KATHERINE GRIFFITHS

Morre aos 101 anos Eddie Jaku, sobrevivente do Holocausto e autor de ‘O Homem Mais Feliz do Mundo’

cultura Mundo

Sobrevivente ao Holocausto e autor do livro de memórias “O Homem Mais Feliz do Mundo”, Eddie Jaku, de 101 anos, morreu nesta terça-feira (12) na Austrália. O primeiro-ministro Scott Morrison prestou homenagem à decisão de Jaku de “fazer de sua vida um testemunho de como a esperança e o amor podem triunfar sobre o desespero e o ódio”.

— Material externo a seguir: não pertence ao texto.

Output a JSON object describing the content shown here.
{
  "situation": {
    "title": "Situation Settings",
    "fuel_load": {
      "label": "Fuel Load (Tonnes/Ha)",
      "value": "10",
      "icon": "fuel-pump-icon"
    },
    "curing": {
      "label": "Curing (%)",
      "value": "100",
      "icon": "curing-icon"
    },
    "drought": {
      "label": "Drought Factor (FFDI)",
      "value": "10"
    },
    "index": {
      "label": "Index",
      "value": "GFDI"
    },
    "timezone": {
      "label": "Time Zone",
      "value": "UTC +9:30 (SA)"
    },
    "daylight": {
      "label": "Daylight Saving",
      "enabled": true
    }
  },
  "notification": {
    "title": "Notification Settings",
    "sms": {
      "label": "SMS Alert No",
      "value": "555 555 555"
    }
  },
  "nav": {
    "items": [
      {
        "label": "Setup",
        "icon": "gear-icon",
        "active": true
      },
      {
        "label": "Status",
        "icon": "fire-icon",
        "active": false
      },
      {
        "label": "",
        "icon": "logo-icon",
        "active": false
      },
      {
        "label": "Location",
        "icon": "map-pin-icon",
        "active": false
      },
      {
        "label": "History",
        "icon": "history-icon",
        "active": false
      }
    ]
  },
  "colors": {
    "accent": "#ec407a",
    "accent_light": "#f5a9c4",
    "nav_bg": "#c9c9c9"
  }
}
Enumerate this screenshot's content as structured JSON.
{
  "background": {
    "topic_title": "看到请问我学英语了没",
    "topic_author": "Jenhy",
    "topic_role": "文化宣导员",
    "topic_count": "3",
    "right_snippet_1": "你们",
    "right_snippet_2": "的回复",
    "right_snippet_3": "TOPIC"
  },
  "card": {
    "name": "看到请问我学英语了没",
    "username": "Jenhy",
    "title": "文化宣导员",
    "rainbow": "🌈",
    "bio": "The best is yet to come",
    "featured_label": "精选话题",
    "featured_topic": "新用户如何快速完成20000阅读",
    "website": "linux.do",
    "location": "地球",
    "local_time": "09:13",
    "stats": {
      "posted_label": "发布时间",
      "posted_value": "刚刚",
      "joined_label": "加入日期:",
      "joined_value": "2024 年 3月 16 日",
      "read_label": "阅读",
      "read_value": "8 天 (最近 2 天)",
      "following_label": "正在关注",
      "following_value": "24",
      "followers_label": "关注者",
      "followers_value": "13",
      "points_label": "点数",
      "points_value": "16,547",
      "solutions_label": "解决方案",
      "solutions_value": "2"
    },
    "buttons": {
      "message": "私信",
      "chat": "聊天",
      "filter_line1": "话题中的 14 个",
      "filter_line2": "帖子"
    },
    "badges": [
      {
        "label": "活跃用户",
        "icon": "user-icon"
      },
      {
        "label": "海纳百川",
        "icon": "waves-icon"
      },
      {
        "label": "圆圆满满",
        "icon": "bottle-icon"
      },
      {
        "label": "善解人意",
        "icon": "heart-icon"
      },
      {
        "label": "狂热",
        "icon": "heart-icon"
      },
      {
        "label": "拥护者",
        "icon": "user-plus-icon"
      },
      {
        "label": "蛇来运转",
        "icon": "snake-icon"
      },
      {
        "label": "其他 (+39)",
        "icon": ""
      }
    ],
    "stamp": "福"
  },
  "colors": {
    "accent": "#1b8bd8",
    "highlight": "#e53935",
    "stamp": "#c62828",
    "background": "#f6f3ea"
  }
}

O Museu Judaico de Sydney postou uma homenagem à memória de Jaku no Twitter:

“O falecimento do sobrevivente do Holocausto Eddie Jaku deixou enorme vazio no coração da ‘família’ do Museu Judaico de Sydney. O impacto de Eddie, como o ‘homem mais feliz do mundo’, será sentido nas gerações vindouras”, afirmou, lembrando uma frase de Eddie que diz: ‘”Esta é a minha mensagem, enquanto eu viver, ensinarei a não odiar.”

O Conselho Judaico de Nova Gales do Sul o descreveu como um “farol de luz e esperança” e “um homem que será lembrado por sua resistência diante das adversidades e pela alegria que o seguiu.”

“A Austrália perdeu um gigante com o falecimento do sobrevivente do Holocausto, Eddie Jaku, 101. Ele dedicou sua vida a educar outras pessoas sobre os perigos da intolerância e a importância da esperança. Marcado pelo passado, ele apenas olhou para frente. Que sua história seja contada para as gerações futuras”, disse o tesoureiro e líder do partido liberal Josh Frydenberg.

Livro

O livro The Happiest Man on Earth (O Homem Mais Feliz do Mundo, em tradução livre) foi lançado poucos meses depois dele completar 100 anos, em abril de 2020.

“Vivi por um século e sei o que é encarar o mal de frente. Vi o pior da humanidade, os horrores dos campos de extermínio, os esforços nazistas para exterminar minha vida e as vidas de todo o meu povo. Mas agora me considero o homem mais feliz da Terra”, diz ele.

Eddie Jasceu nasceu Abraham Jakubowicz em Leipzig, Alemanha, em 1920 em uma família amorosa que se considerava “alemães em primeiro lugar, e judeus apenas em (sua) casa”.

Jaku era o único aluno judeu na escola local que frequentou.

“A Alemanha era um país civilizado. As crianças da minha escola vinham à minha casa e comeram conosco. Não havia distinção porque sempre fomos alemães em primeiro lugar”, conta.

No entanto, tudo isso mudou quando Adolf Hitler chegou ao poder.

“Como é possível? Meus amigos viraram assassinos. Eu tinha orgulho de ser alemão, achava que vivia no mais civilizado e educado país da Europa”, diz.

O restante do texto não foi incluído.